Los Angeles Biomedical Research Institute at Harbor-UCLA Medical Center, 1124 West Carson St, Torrance, CA, 90502, USA.
David Geffen School of Medicine at University of California Los Angeles, Los Angeles, CA, 90095, USA.
J Cardiovasc Comput Tomogr. 2020 Jul-Aug;14(4):343-348. doi: 10.1016/j.jcct.2019.12.033. Epub 2020 Jan 17.
The association between inflammation and atherosclerosis has been well described in the literature. There is now mounting evidence in support of adipose tissue as a reservoir for inflammatory markers. Epicardial adipose tissue (EAT) has been shown to associate with coronary atherosclerosis and found to be a predictor of future adverse cardiovascular events. This study, VIA-EAT, assesses the change in epicardial fat volume (EFV) after treatment with an investigational anti-inflammatory agent (VIA-2291) in a cohort of post-acute coronary syndrome (ACS) patients.

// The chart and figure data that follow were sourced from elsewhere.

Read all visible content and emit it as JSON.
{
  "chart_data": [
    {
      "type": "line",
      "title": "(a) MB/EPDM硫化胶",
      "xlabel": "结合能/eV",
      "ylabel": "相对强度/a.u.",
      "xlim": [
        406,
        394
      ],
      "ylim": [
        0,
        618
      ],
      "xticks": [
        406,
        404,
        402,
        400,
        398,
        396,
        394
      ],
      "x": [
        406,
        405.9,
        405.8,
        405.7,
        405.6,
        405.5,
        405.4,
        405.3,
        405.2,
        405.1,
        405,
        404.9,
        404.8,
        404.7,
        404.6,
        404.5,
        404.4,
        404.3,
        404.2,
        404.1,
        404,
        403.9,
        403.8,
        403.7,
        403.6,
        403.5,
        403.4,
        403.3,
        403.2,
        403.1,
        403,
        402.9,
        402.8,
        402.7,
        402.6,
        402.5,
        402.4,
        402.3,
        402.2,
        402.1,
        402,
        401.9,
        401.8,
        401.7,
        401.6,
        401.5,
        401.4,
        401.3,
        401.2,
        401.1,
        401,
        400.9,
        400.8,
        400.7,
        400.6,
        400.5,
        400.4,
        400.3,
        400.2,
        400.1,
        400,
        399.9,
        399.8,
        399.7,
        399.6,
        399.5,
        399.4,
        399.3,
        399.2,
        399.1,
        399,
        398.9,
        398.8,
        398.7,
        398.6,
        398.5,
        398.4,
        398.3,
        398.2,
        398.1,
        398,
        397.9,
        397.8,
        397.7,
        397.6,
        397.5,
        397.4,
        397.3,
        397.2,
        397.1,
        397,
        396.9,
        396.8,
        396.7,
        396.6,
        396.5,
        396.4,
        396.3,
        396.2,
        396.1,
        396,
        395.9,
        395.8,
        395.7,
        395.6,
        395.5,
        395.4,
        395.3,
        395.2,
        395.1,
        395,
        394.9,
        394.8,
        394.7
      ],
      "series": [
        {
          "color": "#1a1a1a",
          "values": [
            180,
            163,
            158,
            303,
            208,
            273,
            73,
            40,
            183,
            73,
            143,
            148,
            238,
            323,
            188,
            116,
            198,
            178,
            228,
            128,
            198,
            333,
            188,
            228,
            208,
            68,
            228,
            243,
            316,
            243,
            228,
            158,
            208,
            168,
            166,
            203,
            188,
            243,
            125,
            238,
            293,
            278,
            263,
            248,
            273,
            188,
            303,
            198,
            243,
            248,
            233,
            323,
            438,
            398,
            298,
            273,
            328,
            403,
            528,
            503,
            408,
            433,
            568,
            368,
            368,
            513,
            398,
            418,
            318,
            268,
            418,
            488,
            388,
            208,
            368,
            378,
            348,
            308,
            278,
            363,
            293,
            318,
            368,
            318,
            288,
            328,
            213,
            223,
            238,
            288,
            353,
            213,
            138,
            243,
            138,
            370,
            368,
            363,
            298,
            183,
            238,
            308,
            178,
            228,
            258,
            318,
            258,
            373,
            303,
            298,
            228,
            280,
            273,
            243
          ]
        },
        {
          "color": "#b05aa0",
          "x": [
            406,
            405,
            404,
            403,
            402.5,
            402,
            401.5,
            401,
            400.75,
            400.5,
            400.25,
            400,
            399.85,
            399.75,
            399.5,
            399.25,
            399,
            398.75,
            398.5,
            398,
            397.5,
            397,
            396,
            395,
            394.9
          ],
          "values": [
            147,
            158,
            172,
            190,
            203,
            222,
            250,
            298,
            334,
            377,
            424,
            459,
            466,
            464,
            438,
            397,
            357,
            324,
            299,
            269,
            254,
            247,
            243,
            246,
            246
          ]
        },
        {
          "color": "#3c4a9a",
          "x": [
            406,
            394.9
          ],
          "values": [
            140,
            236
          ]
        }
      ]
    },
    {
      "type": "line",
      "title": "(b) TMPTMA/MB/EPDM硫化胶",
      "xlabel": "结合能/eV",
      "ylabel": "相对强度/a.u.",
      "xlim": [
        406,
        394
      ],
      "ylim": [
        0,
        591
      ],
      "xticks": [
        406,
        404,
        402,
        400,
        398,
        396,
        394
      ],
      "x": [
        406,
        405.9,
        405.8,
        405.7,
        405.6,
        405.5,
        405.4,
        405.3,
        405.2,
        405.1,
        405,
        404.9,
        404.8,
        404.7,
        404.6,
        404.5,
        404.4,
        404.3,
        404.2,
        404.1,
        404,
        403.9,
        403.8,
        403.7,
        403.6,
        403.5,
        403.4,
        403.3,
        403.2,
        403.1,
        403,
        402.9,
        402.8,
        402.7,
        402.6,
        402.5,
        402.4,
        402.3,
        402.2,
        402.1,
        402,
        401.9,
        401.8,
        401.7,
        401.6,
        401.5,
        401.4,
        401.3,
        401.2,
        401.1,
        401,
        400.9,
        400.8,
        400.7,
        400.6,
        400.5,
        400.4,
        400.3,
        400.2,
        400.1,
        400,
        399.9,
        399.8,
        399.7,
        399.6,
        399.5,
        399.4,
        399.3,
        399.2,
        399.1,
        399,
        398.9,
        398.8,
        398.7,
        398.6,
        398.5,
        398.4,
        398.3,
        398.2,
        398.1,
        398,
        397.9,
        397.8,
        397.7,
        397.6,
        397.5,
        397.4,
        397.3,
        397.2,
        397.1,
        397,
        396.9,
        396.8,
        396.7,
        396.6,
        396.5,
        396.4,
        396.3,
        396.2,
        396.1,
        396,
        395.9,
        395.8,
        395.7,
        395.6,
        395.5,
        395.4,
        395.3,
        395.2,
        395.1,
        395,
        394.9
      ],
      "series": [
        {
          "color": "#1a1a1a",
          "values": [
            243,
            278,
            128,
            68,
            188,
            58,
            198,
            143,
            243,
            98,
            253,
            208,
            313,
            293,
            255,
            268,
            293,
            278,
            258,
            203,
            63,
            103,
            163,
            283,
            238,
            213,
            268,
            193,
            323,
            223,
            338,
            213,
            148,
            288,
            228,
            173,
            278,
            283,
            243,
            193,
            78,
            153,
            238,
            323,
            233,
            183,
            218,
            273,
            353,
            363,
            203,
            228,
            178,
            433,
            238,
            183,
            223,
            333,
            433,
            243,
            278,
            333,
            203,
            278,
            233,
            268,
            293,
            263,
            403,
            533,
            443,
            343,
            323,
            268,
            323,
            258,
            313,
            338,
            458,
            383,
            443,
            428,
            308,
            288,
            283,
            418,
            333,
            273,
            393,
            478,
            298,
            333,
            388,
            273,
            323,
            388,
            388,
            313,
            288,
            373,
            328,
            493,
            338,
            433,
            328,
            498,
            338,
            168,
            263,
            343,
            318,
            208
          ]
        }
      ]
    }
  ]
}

This study is derived from a post-hoc analysis of a previously conducted randomized clinical trial (NCT00358826). Patients were recruited for a prospective, double-blind, multi-center randomized trial of a 5-lipooxygenase inhibitor or placebo in a 3:1 randomization, including doses of placebo, and 25 mg, 50 mg and 100 mg of active treatment. Cardiac computed tomography was performed at baseline and at 24 weeks after treatment with VIA-2291. EAT and pericardial adipose tissue (PAT) were measured using previously published methodology. A Pearson correlation test was used to determine the relationship between change in epicardial fat and change in plaque composition.
We analyzed 54 pre- and post-treatment scans. There were no major differences between traditional cardiovascular risk factors among the 4 randomized study arms. There was a significant decrease in EAT and PAT in patients in the treatment arms vs. placebo, -3.0 ± 8.2mm3 and -3.9 ± 10.9mm3 vs. 1.7 ± 7.5mm3 and 1.4 ± 10.7mm3 (p = 0.001), respectively. The changes in EAT and PAT were more pronounced in patients taking 100 mg of the drug vs. placebo: 4.2 ± 9.6mm3, -7.6 ± 8.5mm3, p = 0.0001, respectively. In a subgroup analysis, reduction in epicardial fat volume correlated with reduction in total atherosclerotic plaque volume across all VIA treatment groups, r = 0.52 (p = 0.004).
After adjustment for traditional cardiovascular risk factors including age, gender, body mass index, dyslipidemia and smoking, VIA-2291 decreases EAT and PAT in individuals with recent ACS. Treatment with the drug also appears to alter plaque volume and composition.
文献中已经充分描述了炎症与动脉粥样硬化之间的关联。越来越多的证据支持脂肪组织是炎症标志物的储存库。心外膜脂肪组织(EAT)与冠状动脉粥样硬化有关,并且是未来不良心血管事件的预测指标。这项名为 VIA-EAT 的研究评估了在急性冠脉综合征(ACS)后患者中使用一种研究性抗炎药物(VIA-2291)治疗后心外膜脂肪量(EFV)的变化。
这是一项先前进行的随机临床试验(NCT00358826)的事后分析研究。患者被纳入一项前瞻性、双盲、多中心、随机试验,以 3:1 的比例随机接受 5-脂氧合酶抑制剂或安慰剂治疗,包括安慰剂、25mg、50mg 和 100mg 活性治疗。在接受 VIA-2291 治疗后 24 周时进行心脏计算机断层扫描。使用先前发表的方法测量心外膜脂肪和心包脂肪组织(PAT)。采用 Pearson 相关检验确定心外膜脂肪变化与斑块成分变化之间的关系。
我们分析了 54 例治疗前后的扫描。在 4 个随机研究臂中,传统心血管危险因素之间没有显著差异。与安慰剂相比,治疗组患者的心外膜脂肪和心包脂肪组织显著减少,分别为-3.0±8.2mm3 和-3.9±10.9mm3,与 1.7±7.5mm3 和 1.4±10.7mm3(p=0.001)。与安慰剂相比,服用 100mg 药物的患者心外膜脂肪和心包脂肪组织的变化更为明显:4.2±9.6mm3 和-7.6±8.5mm3,p=0.0001。在亚组分析中,在心外膜脂肪体积减少方面,所有 VIA 治疗组之间均与总动脉粥样硬化斑块体积减少相关,r=0.52(p=0.004)。
在调整了包括年龄、性别、体重指数、血脂异常和吸烟在内的传统心血管危险因素后,VIA-2291 可降低近期 ACS 患者的心外膜脂肪和心包脂肪组织。该药物治疗似乎还可以改变斑块体积和成分。